It raises the issue about whether Kickstarter shuld be used by very wealthy individuals to finance private, potentially for-profit ventures. It also reports Kickstarter's stats that 63% of the contributors to Braff's film-- between 29-30K -- had never contributed before and that these new contributors returned to make 2200 contributions over 400K, with a 40/60 film/non-film split, in other words generating leads and traffic not only to 160K in other film projects, but 240K to whatever other things caught their interest.
Of course, MMDG is a non-for-profit charitable organization, so the philosophical argument about profit-making does not apply, even though few complain about funding start-up inventors, who have had projects in the high 1000's range and have returned for second and third rounds of funding, and who have the potential to be bought out for millions personally, just as this film was bought. They are also not asking for millions. And simply because an inventor or artist or filmmaker creates a project doesn't mean it is either the only means of raising money and that they don't have funding from other sources as well. Whether MMD brings new donors to fund other indiegogo projects won't be answered until there is data.

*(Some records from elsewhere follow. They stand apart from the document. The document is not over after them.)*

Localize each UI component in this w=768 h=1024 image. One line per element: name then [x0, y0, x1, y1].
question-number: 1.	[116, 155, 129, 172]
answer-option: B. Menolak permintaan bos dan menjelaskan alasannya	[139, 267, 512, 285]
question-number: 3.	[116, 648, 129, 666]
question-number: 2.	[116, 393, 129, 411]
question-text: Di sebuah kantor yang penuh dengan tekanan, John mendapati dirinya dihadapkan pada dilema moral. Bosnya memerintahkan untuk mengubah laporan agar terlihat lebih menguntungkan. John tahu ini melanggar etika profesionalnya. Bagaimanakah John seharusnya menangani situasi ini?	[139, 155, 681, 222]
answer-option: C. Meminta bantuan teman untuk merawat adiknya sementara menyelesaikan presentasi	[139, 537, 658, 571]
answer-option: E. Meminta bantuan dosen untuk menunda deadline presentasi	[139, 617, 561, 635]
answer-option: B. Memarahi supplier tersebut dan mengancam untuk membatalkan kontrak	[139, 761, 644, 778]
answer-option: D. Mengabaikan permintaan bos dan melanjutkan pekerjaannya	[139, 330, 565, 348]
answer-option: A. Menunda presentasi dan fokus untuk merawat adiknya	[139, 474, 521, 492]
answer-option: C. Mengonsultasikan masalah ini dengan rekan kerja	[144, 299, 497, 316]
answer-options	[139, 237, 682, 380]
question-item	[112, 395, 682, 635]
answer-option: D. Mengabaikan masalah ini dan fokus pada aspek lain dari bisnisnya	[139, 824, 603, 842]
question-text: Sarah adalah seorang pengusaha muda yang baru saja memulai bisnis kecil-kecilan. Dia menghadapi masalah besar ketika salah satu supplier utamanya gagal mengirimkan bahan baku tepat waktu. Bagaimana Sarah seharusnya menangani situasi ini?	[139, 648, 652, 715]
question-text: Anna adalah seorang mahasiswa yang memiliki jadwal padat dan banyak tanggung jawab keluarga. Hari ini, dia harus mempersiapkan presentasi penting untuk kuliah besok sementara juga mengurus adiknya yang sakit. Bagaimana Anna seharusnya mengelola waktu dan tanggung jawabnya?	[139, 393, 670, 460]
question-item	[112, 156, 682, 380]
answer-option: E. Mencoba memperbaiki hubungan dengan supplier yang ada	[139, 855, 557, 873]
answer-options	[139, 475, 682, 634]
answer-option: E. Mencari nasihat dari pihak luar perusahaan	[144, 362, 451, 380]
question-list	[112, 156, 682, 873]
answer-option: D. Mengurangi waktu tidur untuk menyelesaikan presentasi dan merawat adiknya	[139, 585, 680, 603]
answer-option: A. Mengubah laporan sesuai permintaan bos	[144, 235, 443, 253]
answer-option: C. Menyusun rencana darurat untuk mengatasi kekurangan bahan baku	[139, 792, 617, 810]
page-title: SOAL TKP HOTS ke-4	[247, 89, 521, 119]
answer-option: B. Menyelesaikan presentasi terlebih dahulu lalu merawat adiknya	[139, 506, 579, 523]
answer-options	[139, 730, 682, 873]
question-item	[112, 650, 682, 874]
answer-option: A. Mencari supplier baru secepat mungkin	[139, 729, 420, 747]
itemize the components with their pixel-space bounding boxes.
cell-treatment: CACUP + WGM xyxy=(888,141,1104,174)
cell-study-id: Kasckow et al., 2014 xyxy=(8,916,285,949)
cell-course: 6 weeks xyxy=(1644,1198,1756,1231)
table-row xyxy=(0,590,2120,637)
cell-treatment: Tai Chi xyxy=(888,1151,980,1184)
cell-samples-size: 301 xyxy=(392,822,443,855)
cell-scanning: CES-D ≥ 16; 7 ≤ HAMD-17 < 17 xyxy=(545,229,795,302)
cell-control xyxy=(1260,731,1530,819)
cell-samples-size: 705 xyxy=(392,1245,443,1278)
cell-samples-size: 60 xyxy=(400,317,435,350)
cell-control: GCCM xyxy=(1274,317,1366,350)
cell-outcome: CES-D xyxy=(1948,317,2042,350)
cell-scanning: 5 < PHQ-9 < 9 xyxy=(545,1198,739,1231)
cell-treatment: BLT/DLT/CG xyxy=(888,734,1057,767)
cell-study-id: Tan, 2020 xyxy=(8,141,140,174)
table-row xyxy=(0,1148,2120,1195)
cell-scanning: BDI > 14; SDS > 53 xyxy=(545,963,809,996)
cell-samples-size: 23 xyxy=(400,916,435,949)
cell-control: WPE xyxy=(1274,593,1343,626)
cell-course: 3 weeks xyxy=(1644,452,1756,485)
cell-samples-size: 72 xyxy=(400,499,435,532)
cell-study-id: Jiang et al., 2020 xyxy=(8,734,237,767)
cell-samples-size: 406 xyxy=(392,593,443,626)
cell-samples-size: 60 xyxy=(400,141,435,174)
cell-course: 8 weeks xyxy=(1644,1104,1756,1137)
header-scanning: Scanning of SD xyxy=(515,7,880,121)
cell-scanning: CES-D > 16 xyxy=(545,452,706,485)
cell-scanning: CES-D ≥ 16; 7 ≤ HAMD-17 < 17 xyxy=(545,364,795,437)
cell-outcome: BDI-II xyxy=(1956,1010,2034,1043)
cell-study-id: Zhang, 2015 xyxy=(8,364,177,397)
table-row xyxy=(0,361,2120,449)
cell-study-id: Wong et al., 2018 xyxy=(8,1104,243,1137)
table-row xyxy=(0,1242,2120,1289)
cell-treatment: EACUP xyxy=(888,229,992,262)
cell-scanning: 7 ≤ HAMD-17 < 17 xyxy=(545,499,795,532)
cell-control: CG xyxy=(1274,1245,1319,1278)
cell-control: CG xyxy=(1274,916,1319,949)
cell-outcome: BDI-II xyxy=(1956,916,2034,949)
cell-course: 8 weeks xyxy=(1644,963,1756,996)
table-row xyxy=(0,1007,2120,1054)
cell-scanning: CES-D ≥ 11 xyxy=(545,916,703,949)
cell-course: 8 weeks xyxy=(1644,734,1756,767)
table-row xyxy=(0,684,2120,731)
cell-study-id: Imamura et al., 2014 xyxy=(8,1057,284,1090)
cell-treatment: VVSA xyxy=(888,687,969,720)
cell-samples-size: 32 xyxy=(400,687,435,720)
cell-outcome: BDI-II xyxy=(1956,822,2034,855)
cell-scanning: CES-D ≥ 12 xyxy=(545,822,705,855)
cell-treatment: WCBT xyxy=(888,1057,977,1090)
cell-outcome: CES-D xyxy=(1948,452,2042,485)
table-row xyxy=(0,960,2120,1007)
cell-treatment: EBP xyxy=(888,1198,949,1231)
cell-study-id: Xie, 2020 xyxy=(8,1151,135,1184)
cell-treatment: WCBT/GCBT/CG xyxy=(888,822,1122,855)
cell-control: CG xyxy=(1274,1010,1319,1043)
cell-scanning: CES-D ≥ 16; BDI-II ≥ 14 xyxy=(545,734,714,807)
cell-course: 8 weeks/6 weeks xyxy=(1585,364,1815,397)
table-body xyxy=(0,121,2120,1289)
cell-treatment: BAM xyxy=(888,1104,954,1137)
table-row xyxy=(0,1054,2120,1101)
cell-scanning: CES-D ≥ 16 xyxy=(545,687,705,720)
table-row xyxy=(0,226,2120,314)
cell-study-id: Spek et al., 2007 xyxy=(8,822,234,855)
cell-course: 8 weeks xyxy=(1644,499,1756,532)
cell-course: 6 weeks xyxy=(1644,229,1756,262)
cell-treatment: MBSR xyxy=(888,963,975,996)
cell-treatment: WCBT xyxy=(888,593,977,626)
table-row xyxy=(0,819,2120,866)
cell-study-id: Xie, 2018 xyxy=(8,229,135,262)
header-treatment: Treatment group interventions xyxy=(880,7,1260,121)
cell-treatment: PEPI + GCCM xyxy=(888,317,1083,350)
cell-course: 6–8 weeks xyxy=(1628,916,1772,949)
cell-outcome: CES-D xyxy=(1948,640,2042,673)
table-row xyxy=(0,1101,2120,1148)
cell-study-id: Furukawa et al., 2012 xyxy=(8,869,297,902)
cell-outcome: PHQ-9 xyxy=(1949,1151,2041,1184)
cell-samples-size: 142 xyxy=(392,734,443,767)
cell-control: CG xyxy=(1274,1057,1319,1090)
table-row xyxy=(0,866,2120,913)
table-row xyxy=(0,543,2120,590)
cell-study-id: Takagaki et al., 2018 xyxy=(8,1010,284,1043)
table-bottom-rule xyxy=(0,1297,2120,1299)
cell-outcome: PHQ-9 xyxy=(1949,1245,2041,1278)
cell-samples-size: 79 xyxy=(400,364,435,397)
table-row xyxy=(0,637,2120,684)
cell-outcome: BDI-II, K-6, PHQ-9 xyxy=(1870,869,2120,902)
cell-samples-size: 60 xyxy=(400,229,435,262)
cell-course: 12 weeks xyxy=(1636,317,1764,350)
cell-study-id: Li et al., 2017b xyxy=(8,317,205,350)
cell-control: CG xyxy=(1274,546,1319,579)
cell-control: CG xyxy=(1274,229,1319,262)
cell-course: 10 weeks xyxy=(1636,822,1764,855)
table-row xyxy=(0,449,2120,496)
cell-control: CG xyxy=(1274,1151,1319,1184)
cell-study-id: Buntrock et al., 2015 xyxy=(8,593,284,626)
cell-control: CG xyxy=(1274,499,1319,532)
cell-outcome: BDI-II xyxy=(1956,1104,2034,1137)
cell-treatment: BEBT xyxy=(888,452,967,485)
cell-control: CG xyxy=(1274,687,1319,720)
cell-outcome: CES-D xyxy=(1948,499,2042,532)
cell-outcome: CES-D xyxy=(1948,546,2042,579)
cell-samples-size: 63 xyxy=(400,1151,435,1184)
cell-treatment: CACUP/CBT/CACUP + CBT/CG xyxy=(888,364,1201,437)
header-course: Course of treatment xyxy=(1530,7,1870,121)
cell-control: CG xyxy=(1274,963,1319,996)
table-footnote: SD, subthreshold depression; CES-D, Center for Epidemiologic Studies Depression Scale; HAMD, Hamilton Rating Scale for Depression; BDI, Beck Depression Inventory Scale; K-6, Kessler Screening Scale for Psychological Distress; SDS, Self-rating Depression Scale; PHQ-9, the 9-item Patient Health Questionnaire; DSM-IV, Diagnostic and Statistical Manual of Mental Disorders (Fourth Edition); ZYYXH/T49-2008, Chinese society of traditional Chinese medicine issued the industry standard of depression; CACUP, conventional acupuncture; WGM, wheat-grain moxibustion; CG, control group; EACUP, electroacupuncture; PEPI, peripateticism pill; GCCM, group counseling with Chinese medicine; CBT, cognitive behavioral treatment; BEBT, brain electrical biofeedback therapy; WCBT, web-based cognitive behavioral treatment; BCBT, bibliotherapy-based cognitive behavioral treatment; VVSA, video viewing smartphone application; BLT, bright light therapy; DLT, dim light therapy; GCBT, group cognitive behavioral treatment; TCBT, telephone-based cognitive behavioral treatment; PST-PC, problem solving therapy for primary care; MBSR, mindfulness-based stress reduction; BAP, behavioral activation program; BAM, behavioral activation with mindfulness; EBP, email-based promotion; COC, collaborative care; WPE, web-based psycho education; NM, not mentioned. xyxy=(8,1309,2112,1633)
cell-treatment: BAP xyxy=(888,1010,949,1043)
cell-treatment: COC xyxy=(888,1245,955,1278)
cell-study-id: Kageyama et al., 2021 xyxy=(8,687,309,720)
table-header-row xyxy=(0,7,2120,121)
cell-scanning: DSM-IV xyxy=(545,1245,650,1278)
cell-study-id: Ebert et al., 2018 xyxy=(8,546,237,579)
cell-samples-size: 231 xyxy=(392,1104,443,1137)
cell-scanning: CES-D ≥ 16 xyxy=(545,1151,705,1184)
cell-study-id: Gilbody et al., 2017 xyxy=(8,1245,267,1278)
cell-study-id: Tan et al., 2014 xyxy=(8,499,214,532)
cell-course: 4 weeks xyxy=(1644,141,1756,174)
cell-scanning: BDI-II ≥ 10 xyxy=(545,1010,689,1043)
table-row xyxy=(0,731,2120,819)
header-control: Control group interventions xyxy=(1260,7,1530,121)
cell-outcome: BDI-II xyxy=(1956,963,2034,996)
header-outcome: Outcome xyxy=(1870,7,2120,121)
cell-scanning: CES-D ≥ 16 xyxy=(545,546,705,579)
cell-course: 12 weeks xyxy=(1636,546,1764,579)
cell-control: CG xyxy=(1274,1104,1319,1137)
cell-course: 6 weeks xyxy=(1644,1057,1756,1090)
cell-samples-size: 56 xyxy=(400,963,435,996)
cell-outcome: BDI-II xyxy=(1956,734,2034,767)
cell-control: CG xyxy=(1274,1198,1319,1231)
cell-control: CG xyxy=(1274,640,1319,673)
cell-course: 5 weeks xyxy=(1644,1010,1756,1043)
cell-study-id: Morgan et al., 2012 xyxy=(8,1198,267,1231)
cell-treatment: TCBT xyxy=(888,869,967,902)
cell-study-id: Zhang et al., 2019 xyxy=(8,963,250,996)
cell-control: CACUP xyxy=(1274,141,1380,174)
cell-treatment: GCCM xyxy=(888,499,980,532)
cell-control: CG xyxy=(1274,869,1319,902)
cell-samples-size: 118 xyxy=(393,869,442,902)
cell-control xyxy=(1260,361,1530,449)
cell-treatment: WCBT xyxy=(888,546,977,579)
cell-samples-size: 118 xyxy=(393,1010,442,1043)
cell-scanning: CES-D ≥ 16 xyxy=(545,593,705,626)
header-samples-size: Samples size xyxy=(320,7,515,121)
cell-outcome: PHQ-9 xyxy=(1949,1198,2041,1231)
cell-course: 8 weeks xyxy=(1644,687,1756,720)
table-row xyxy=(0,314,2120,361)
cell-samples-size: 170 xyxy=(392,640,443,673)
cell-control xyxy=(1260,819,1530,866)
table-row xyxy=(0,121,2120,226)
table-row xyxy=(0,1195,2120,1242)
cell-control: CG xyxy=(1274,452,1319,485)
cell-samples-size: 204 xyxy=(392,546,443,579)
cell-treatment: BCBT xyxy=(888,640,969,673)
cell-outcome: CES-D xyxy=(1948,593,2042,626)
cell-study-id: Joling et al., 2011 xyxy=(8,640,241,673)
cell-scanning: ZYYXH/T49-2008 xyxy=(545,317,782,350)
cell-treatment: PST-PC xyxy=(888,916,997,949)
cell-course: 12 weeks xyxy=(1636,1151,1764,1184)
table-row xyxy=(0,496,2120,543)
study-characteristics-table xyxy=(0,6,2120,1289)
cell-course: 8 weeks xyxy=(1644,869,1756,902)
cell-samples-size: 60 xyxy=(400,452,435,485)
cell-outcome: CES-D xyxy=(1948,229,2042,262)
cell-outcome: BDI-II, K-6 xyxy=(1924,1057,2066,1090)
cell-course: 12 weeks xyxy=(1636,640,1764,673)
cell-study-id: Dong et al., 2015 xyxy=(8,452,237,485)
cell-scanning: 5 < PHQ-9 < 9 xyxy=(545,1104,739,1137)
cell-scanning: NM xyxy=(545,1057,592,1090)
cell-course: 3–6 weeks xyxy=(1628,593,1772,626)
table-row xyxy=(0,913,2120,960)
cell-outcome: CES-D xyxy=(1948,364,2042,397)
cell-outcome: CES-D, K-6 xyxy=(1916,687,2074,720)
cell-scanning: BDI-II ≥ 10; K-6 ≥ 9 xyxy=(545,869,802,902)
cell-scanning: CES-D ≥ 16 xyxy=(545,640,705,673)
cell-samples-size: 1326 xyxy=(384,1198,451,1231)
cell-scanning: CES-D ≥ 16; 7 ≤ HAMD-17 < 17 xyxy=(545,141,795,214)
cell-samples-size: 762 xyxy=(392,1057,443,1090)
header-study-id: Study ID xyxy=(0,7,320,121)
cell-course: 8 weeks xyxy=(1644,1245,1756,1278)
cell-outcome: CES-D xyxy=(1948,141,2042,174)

Kickstarter and indiegogo -- and all crowdsourcing schemes -- are not donations, like choosing from a catalog which family to give a goat, nor are they microfinancing, like choosing from a website to loan to a home improvement project vs. someone's food cart, nor are they venture capital schemes, which are investments. They are businesses which provide an infrastructure to create and manage project proposals and ongoing administrative management of the proposal (ex: communications via email and rewards management), and they provide a payment processing gateway and financial reporting, as well as other reporting. They are like match.com, matching people and their money to projects who want their money, and, like match.com, they offer a combination of enticement -- project vs. personal descriptions -- and incentives -- rewards vs. walks on the beach, essentially eBay for groups.
Ultimately, it is up to the potential contributors to decide whether to support the project. If they think the project owners are too big, with too many other sources of income, if they think they are greedily taking funds from lesser-known artists -- rightly or wrongly -- if they think it is somehow unfair or unseemly for an established org to do it, they won't donate. If it's a big enough project to make the news, the Guardian or the NYT might pick it up and ponder again whether the project is appropriate. If they say, "Great project" or "I really want to have dinner with Mark Morris, and that's worth 10K to me," then they'll contribute. Or maybe they don't, but think "That's a DVD that goes on my "to buy" list.